05.29.07 at 07:42 PM |

Thanks for the link to Karen Kay’s (call her Kay) site.  She very seriously informs us that, contrary to popular belief, the western movies of the 50s got a lot of stuff WRONG about American Indians.  Oh noes!!  But that’s where I get all my historical information!

Also?  There’s a link to her personal site where you can read all about how Scientology has made her life great.  Seriously.  (No wonder those Indian guys can’t save the cursed village… they’re all full of body thetans!)

Picture of Teddypig Teddypig said on...
05.29.07 at 07:49 PM |

You mean Tonto was fake? *gasp*

I think this might qualify as a author website DON’TS.

So far I have counted…

* politics
* religion
* The George W. Bush Blue Boy Magazine centerfold… oh no, that’s my site.

Picture of Sarah Frantz Sarah Frantz said on...
05.29.07 at 08:23 PM |

And her new husband has an honest-to-god mullet!  Next she’ll be putting him on a book cover a la Dara Joy or in her advertising, a la LKH.

Picture of Amy Amy "Fuckheady Bitchipants" E said on...
05.29.07 at 08:25 PM |

Teddy Pig, I’d also suggest you add

*Random moments of flipping the fuck out and ranting about how you are an ARTISTE and all your naysayers are evil bitches and/or jealous hags who just don’t understand your ART

to that “Author Don’t"s list, mmmkay?

Picture of Teddypig Teddypig said on...
05.29.07 at 08:29 PM |

Oh I thought that’s what I had to do on Karen’s Blog. Dang it, see what you miss when you are not RWA certified.

Picture of taybug taybug said on...
05.29.07 at 10:42 PM |

Back to Karen-call-me-Kay’s website...her Creator only allows one dude per generation to save the village. So why is there a book set in 1834 and one in 1835. That’s a damn short generation! She also has writing tips, but the punctuation on the page is not so correct. There are romance tips, but I’ve been mean enough so I’m not going to comment, irregardless of how “barefoot and in the kitchen” they sound.

Picture of taybug taybug said on...
05.29.07 at 10:47 PM |

Dear Baby Jesus, please don’t tell me she wrote her own website…

“Karen Kay appears to be the physical embodiment of the powerful messages of her books. Looking very much like one of her own heroines—slender, exotic, wearing the flowing dresses she favors with elaborate Indian style jewelry—she moves with grace through every aspect of her life.”

Picture of Teddypig Teddypig said on...
05.30.07 at 04:55 AM |

“Wear that negligee he pointed to and laughed about in Sears. “

Sears? Has it come down to Sears?
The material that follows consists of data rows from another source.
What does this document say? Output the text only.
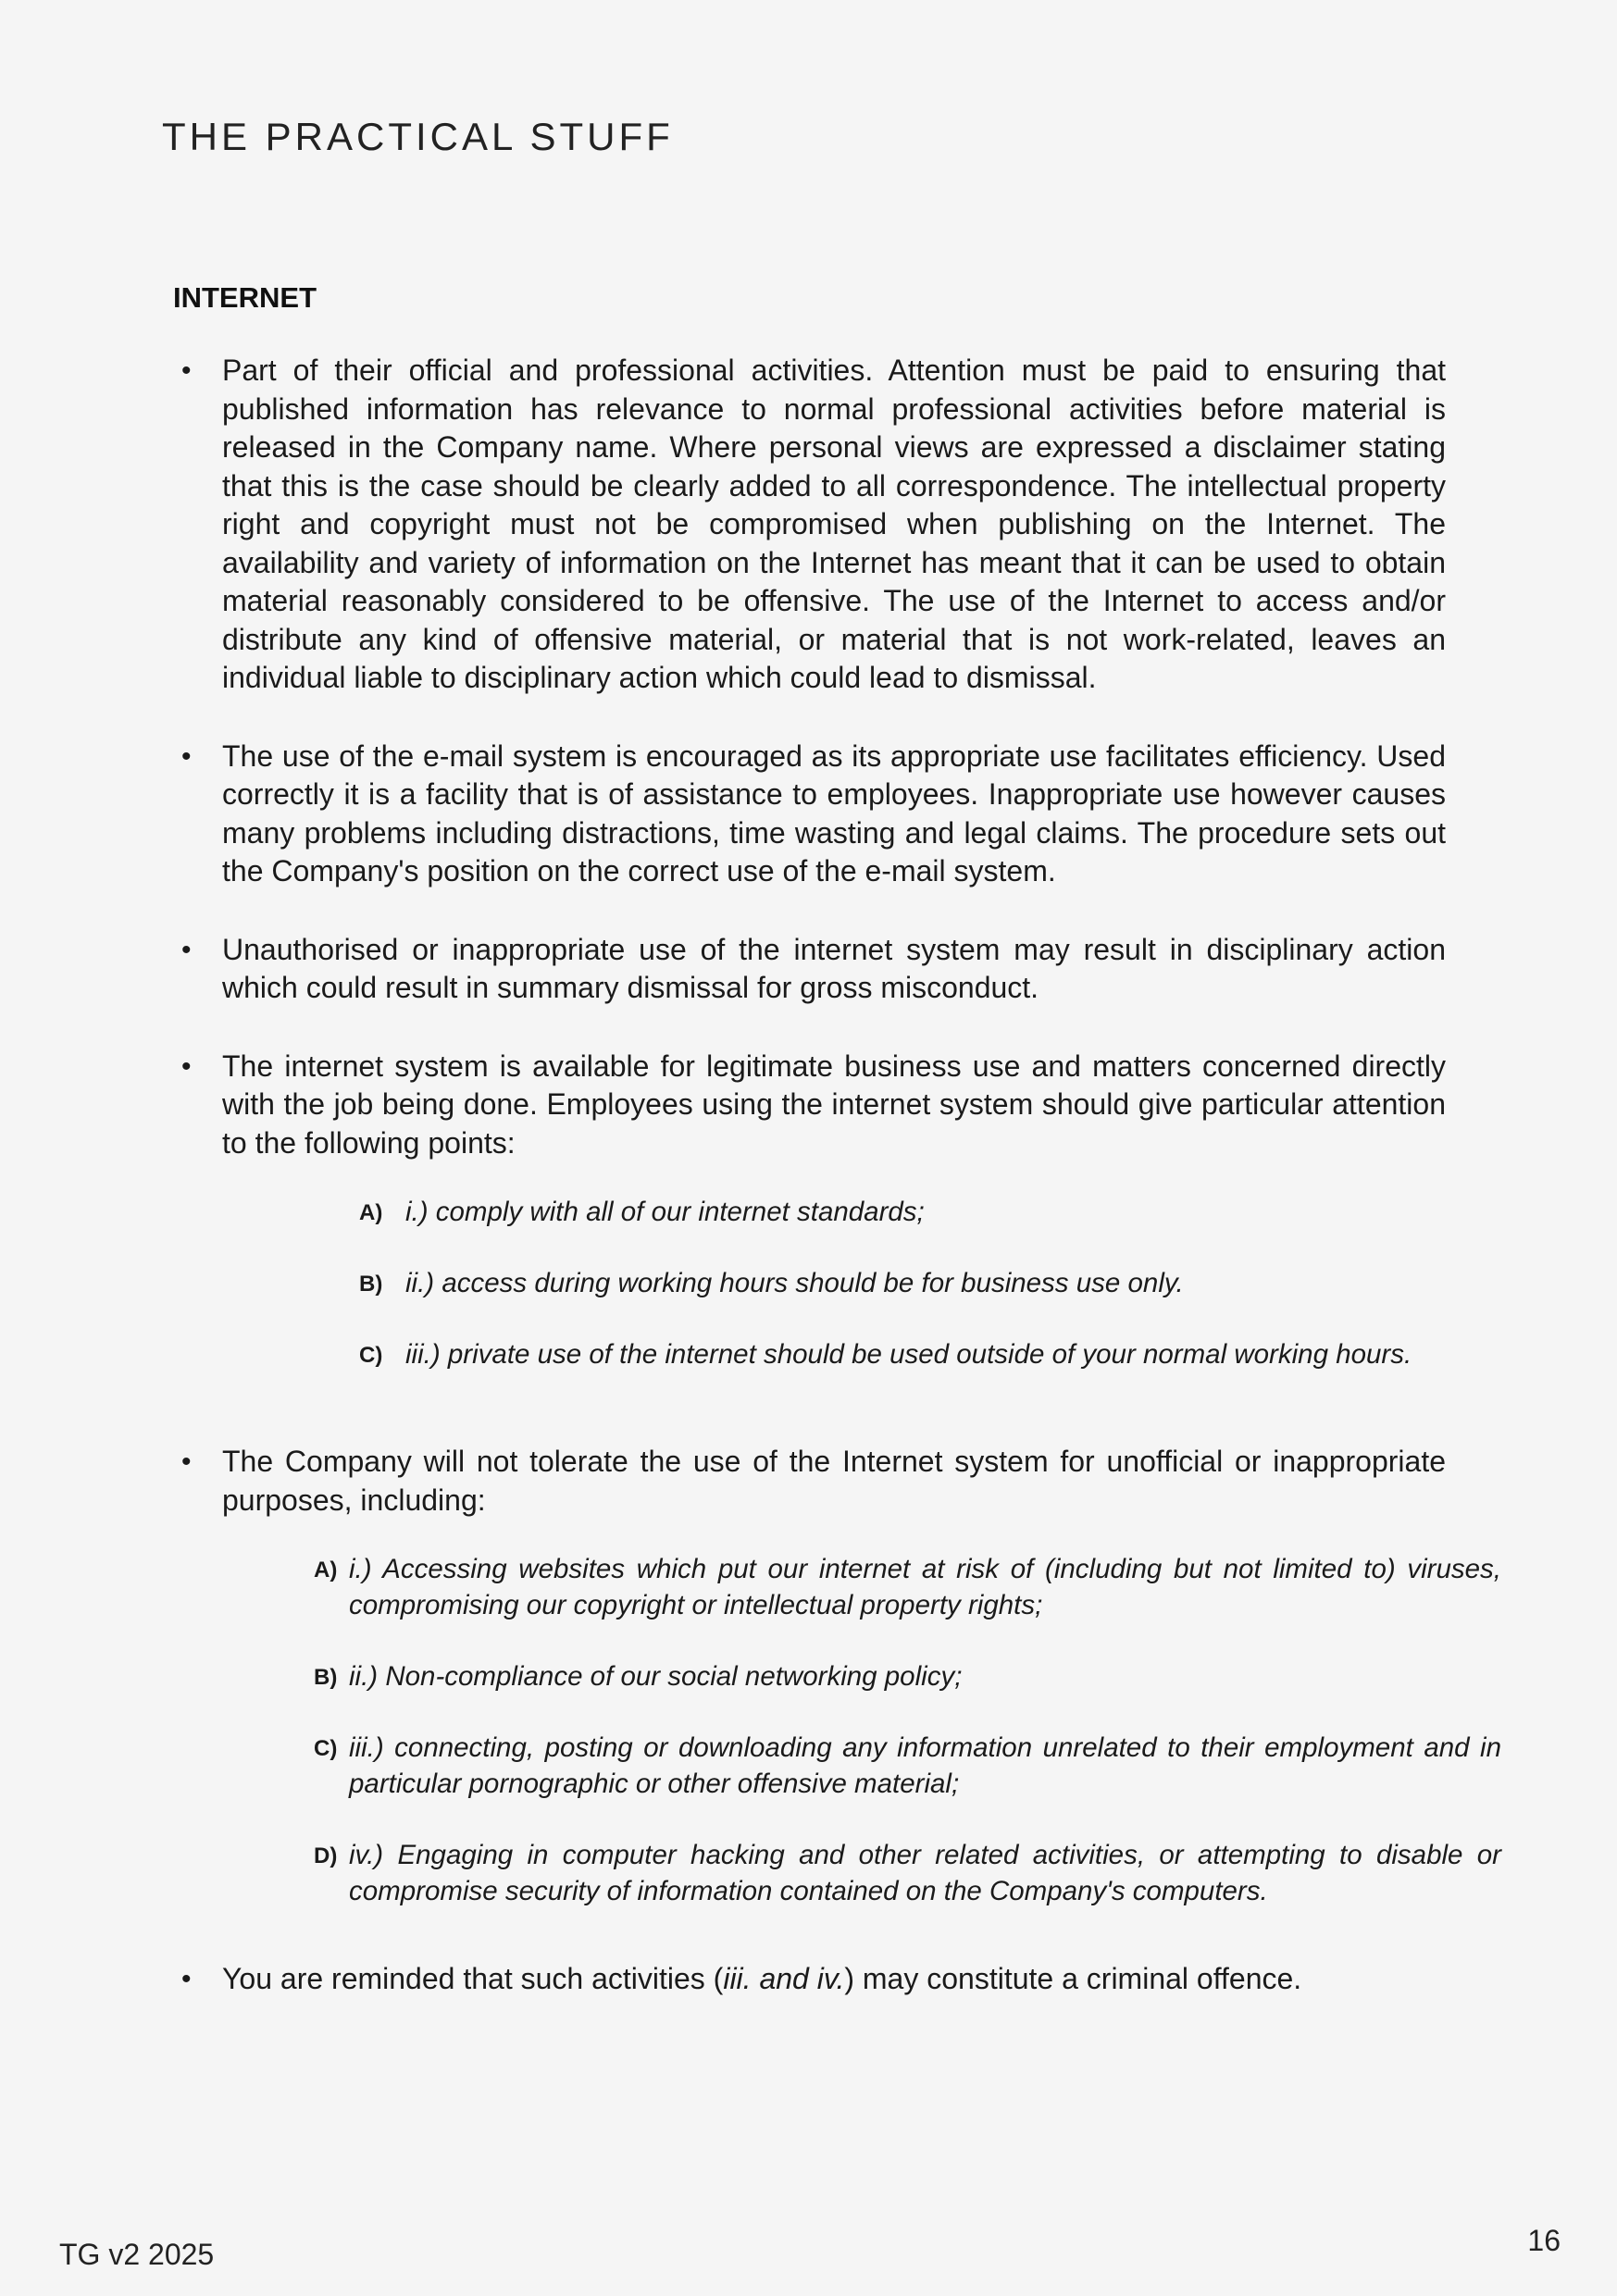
THE PRACTICAL STUFF
INTERNET

• Part of their official and professional activities. Attention must be paid to ensuring that published information has relevance to normal professional activities before material is released in the Company name. Where personal views are expressed a disclaimer stating that this is the case should be clearly added to all correspondence. The intellectual property right and copyright must not be compromised when publishing on the Internet. The availability and variety of information on the Internet has meant that it can be used to obtain material reasonably considered to be offensive. The use of the Internet to access and/or distribute any kind of offensive material, or material that is not work-related, leaves an individual liable to disciplinary action which could lead to dismissal.

• The use of the e-mail system is encouraged as its appropriate use facilitates efficiency. Used correctly it is a facility that is of assistance to employees. Inappropriate use however causes many problems including distractions, time wasting and legal claims. The procedure sets out the Company's position on the correct use of the e-mail system.

• Unauthorised or inappropriate use of the internet system may result in disciplinary action which could result in summary dismissal for gross misconduct.

• The internet system is available for legitimate business use and matters concerned directly with the job being done. Employees using the internet system should give particular attention to the following points:

A) i.) comply with all of our internet standards;
B) ii.) access during working hours should be for business use only.
C) iii.) private use of the internet should be used outside of your normal working hours.

• The Company will not tolerate the use of the Internet system for unofficial or inappropriate purposes, including:

A) i.) Accessing websites which put our internet at risk of (including but not limited to) viruses, compromising our copyright or intellectual property rights;
B) ii.) Non-compliance of our social networking policy;
C) iii.) connecting, posting or downloading any information unrelated to their employment and in particular pornographic or other offensive material;
D) iv.) Engaging in computer hacking and other related activities, or attempting to disable or compromise security of information contained on the Company's computers.

• You are reminded that such activities (iii. and iv.) may constitute a criminal offence.

TG v2 2025	16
What ever happened the local adult book shop?

Picture of Charlene Charlene said on...
05.31.07 at 12:26 AM |

Teddypig, I’ve gone through your site and I see no George W. Bush Blue Boy centerfold.

Picture of Amy Amy "Fuckheady Bitchipants" E said on...
05.31.07 at 11:53 AM |

Taybug, that doesn’t sound too different from the author bio I have on my website…

Meet Amelia Elias, mother of sixteen, home health nurse, and author of many stories.  (All right, so all but two of those “kids” either have wings or 4 legs--they’re still her babies.) Amelia is slender, buxom, graceful, plays classical piano, speaks 17 languages, is always immaculately dressed, and is titled nobility on an oilrig off the coast of England.

Well, at least the nobility thing is actually true.  The oilrig is for sale if you’ve got a spare million or ten, and if you buy it, Amelia hopes you’ll let her keep her title.  Please?

Amelia, who is not at all prone to exaggeration or flights of fantasy, writes about everything from genies in a bottle, to gods and goddesses, to gorgeous vampires and hot, sexy Fae. Her stories are set in such locations as Olympus, two versions of an alternate Earth, vampire-owned nightclubs, Australia, various business offices… anywhere she can think of, really.  It’s a relief to escape the really, truly crazy place called The Real World.

See?  It’s ALL TRUE, people.  All of it!  ... except for the parts that aren’t, of course.